Universal Design for Learning
Universal Design for Learning (UDL) provides guidance supporting all students' learning.
What is Universal Design for Learning?
Universal Design for Learning (UDL) is an educational framework for designing curriculum that provides all students equitable opportunities to learn. UDL promotes access as a formal principle rather than an add-on. It is proactive rather than reactive, benefiting not just students with disabilities but improving access for all students. Research consistently shows that UDL positively affects students’ persistence, retention, and satisfaction (Roberts et al., 2011).
UDL’s framework is based on three principles, for creating educational goals, methods, materials, and assessments that work for everyone, while still maintaining high academic standards.
- Affective Networks, the "Why" of learning. Provide multiple means of Engagement for
- motivated learners,
- stimulate interest, and
- motivate learning.
- Recognition Networks, the "What" of learning. Provide multiple means of Representation for
- knowledgeable learners,
- present information and content in different ways.
- Strategic Networks, the "How" of learning. Provide multiple means of Action & Expression, for
- goal-oriented learners,
- differentiate the ways that students can express what they know. (CAST)
What does UDL have to do with Teaching?
- Integrating universal design principles into courses enhances a diverse, inclusive and accessible learning environment.

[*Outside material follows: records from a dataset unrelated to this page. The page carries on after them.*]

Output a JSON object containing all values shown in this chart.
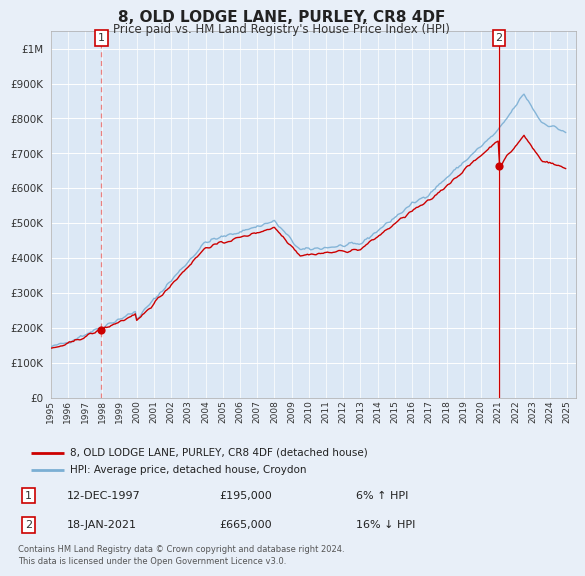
{
  "title": "8, OLD LODGE LANE, PURLEY, CR8 4DF",
  "subtitle": "Price paid vs. HM Land Registry's House Price Index (HPI)",
  "background_color": "#e8eff8",
  "plot_bg_color": "#dce8f5",
  "ylim": [
    0,
    1050000
  ],
  "yticks": [
    0,
    100000,
    200000,
    300000,
    400000,
    500000,
    600000,
    700000,
    800000,
    900000,
    1000000
  ],
  "ytick_labels": [
    "£0",
    "£100K",
    "£200K",
    "£300K",
    "£400K",
    "£500K",
    "£600K",
    "£700K",
    "£800K",
    "£900K",
    "£1M"
  ],
  "xmin": 1995.0,
  "xmax": 2025.5,
  "sale1_year": 1997.95,
  "sale1_price": 195000,
  "sale2_year": 2021.05,
  "sale2_price": 665000,
  "legend_line1": "8, OLD LODGE LANE, PURLEY, CR8 4DF (detached house)",
  "legend_line2": "HPI: Average price, detached house, Croydon",
  "annotation1_text1": "12-DEC-1997",
  "annotation1_text2": "£195,000",
  "annotation1_text3": "6% ↑ HPI",
  "annotation2_text1": "18-JAN-2021",
  "annotation2_text2": "£665,000",
  "annotation2_text3": "16% ↓ HPI",
  "footer": "Contains HM Land Registry data © Crown copyright and database right 2024.\nThis data is licensed under the Open Government Licence v3.0.",
  "sale_color": "#cc0000",
  "hpi_color": "#7bafd4",
  "dashed_color_1": "#e88080",
  "dashed_color_2": "#cc0000",
  "grid_color": "#ffffff",
  "border_color": "#aaaaaa"
}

- Designing and developing a course with all learners in mind helps to eliminate barriers and learning obstacles before they arise. This is a proactive rather than reactive approach and supports an "all are welcome" type of learning environment.
- Providing students with multiple means of perceiving, comprehending, and expressing their learning allows students to engage with the course content in a way that most benefits them. This also encourages students to engage with the content to improve in areas in which their skills are not as strong.
The UDL framework is complex. When starting out not every guideline can be met in every course. With course design, thinking of UDL as an ongoing project helps one to make small adjustments over time, progressively increasing student access to the course and content. For example, take a course concept that students, generally, have a hard time understanding. Design multiple modes of working with this concept instead of just one. Group discussions, drawing, handouts, worksheets and debates are different modes of instruction and provide students with opportunities for multiple means of engagement, representations and action/expression.
Thomas Tobin, author of Reach Everyone, Teach Everyone, uses a clear and accessible definition of UDL as “Plus-One” thinking. For every interaction that learners have in the course with materials, each other, instructors, the world, provide one more for that interaction to happen.
Teaching Strategy Ideas using UDL Framework
- Present information in more than one mode
- Blackboard (Bb) Ally provides alternative content for files you post.
- Blackboard Ally
- Make sure your content is accessible (minimum of green gauge 67-100%)
- Provide students with both written and spoken instructions
- Ally can provide alternative content, including text and audio.
- Consider using different methods when teaching. Change up the lecture to 10 minute sessions, add on discussion (groups/breakout rooms), short writing/thinking, and activities including problem-solving.
- Derek Bok Center for Teaching and Learning - Lecturing
- Ensure that students can access the formats you provide
- Ally can provide alternative content
- Check with your students to ensure they know how to download the files
- Using a formative assessment technique, send out a survey multiple times during the course for feedback from students
- Engage students in multiple types of activities
- Connect class activities explicitly to learning goals
- Begin each week/unit with objectives in addition to a list of activities
- Align goals/objectives with activities/assignments and assessments
- Allow students some control over their own assignments
- Use multiple, alternate, forms of assessment
- Provide timely feedback
- Bb survey tool
- Assignment feedback, text and audio
- Qualtrics survey tool - NDSU Qualtrics
- Support community between students
- Bb Discussion forum
- Group work
- Zoom/Collaborate breakout rooms
- Provide opportunities and time for students to reflect on their learning and set goals for themselves
Tobin, T., & Behling, K. (2018). Reach everyone, teach everyone: Universal design for learning in higher education. West Virginia University Press.